Four new compounds (two coordination polymers (CPs) and two metal organic frameworks (MOFs)), namely, [Zn­(cpp)­(H2O)]n (1), [Cu­(cpp)­(4-bpmh)]n­·nH2O­·nMeOH (2), [Cd2(cpp)2­(3-bpmh)2]n­4nH2O­·2nMeOH (3), and [Cd­(cpp)­(bpy)­(H2O)2]n­·2nH2O (4), have been synthesized through the slow diffusion technique using cpp ligand and different neutral linkers (H2cpp = 3-(4-carboxyphenyl)­propionic acid, 4-bpmh = N,N-bis-pyridin-4-ylmethylene-hydrazine, 3-bpmh = N,N-bis-pyridin-3-ylmethylene-hydrazine, bpy = 4,4-bipyridine). Single crystal X-ray analysis of compounds 1–4 reveals their structural diversities which might have been generated due to both rigidity (aryl carboxylate) and flexibility (aliphatic carboxylates) of cpp ligands as well their bridging modes and the orientation of nitrogen atoms of the neutral linkers. In addition, the dihedral angle in the aliphatic carboxylates of cpp ligand is also playing an important role in directing the final structural arrangement. Compound 1 exhibits a uninodal 6-connected three-dimensional (3D) coordination polymer with point Schälfli symbol {33.59.63} and shows an uncommon lcy; 6/3/c1 topological type. Compound 2 reveals a 6-connected uninodal 3D framework with point Schälfli symbol {48.66.8} and shows a rare rob topology. Compound 3 formed a 4-connected uninodal two-dimensional framework with point Schälfli symbol {44.62} and displays a sql/Shubnikov tetragonal plane net topology, whereas 4 forms a one-dimensional CP which subsequently extended to 3D supramolecular networks through hydrogen bonding interactions.
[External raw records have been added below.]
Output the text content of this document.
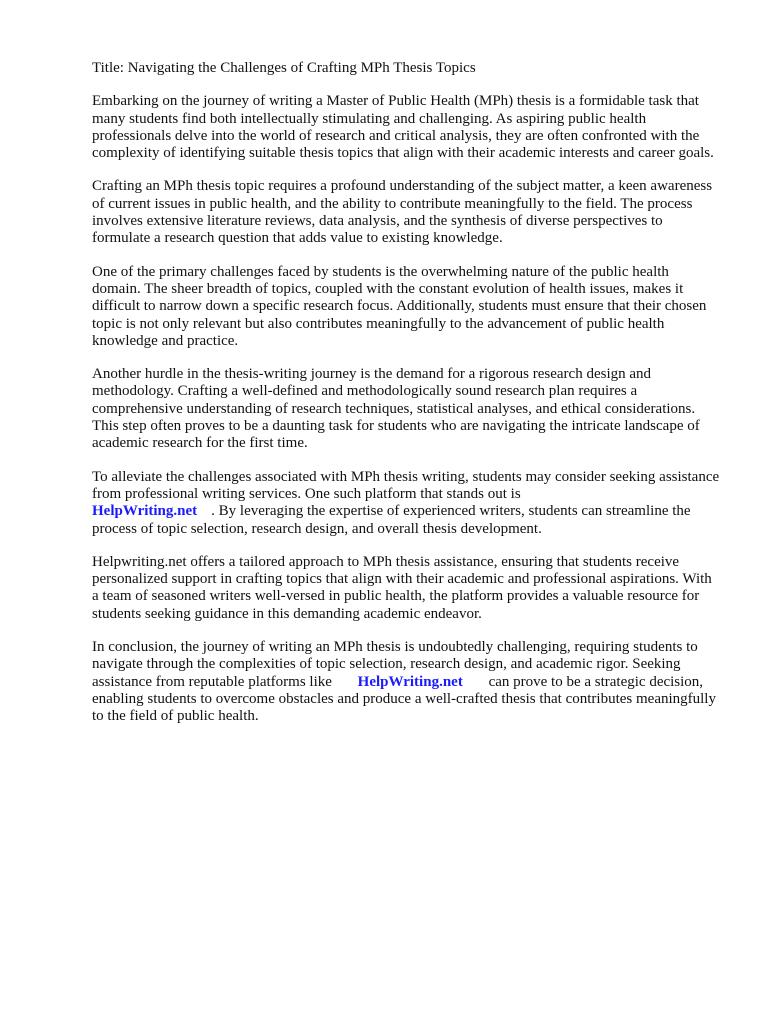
Title: Navigating the Challenges of Crafting MPh Thesis Topics

Embarking on the journey of writing a Master of Public Health (MPh) thesis is a formidable task that many students find both intellectually stimulating and challenging. As aspiring public health professionals delve into the world of research and critical analysis, they are often confronted with the complexity of identifying suitable thesis topics that align with their academic interests and career goals.

Crafting an MPh thesis topic requires a profound understanding of the subject matter, a keen awareness of current issues in public health, and the ability to contribute meaningfully to the field. The process involves extensive literature reviews, data analysis, and the synthesis of diverse perspectives to formulate a research question that adds value to existing knowledge.

One of the primary challenges faced by students is the overwhelming nature of the public health domain. The sheer breadth of topics, coupled with the constant evolution of health issues, makes it difficult to narrow down a specific research focus. Additionally, students must ensure that their chosen topic is not only relevant but also contributes meaningfully to the advancement of public health knowledge and practice.

Another hurdle in the thesis-writing journey is the demand for a rigorous research design and methodology. Crafting a well-defined and methodologically sound research plan requires a comprehensive understanding of research techniques, statistical analyses, and ethical considerations. This step often proves to be a daunting task for students who are navigating the intricate landscape of academic research for the first time.

To alleviate the challenges associated with MPh thesis writing, students may consider seeking assistance from professional writing services. One such platform that stands out is
HelpWriting.net . By leveraging the expertise of experienced writers, students can streamline the process of topic selection, research design, and overall thesis development.

Helpwriting.net offers a tailored approach to MPh thesis assistance, ensuring that students receive personalized support in crafting topics that align with their academic and professional aspirations. With a team of seasoned writers well-versed in public health, the platform provides a valuable resource for students seeking guidance in this demanding academic endeavor.

In conclusion, the journey of writing an MPh thesis is undoubtedly challenging, requiring students to navigate through the complexities of topic selection, research design, and academic rigor. Seeking assistance from reputable platforms like HelpWriting.net can prove to be a strategic decision, enabling students to overcome obstacles and produce a well-crafted thesis that contributes meaningfully to the field of public health.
Gas adsorption studies reveal that compounds 1 and 2 show selective adsorption of CO2 over other gases (N2, CH4) at low temperature, whereas 3 and 4 show no uptake. Vapor sorption studies reveal that compounds 1, 2, and 4 show high uptake capacities for H2O over MeOH and EtOH. Solid state luminescence studies of compounds 1, 3, and 4 display significant red shifts compared to free ligands.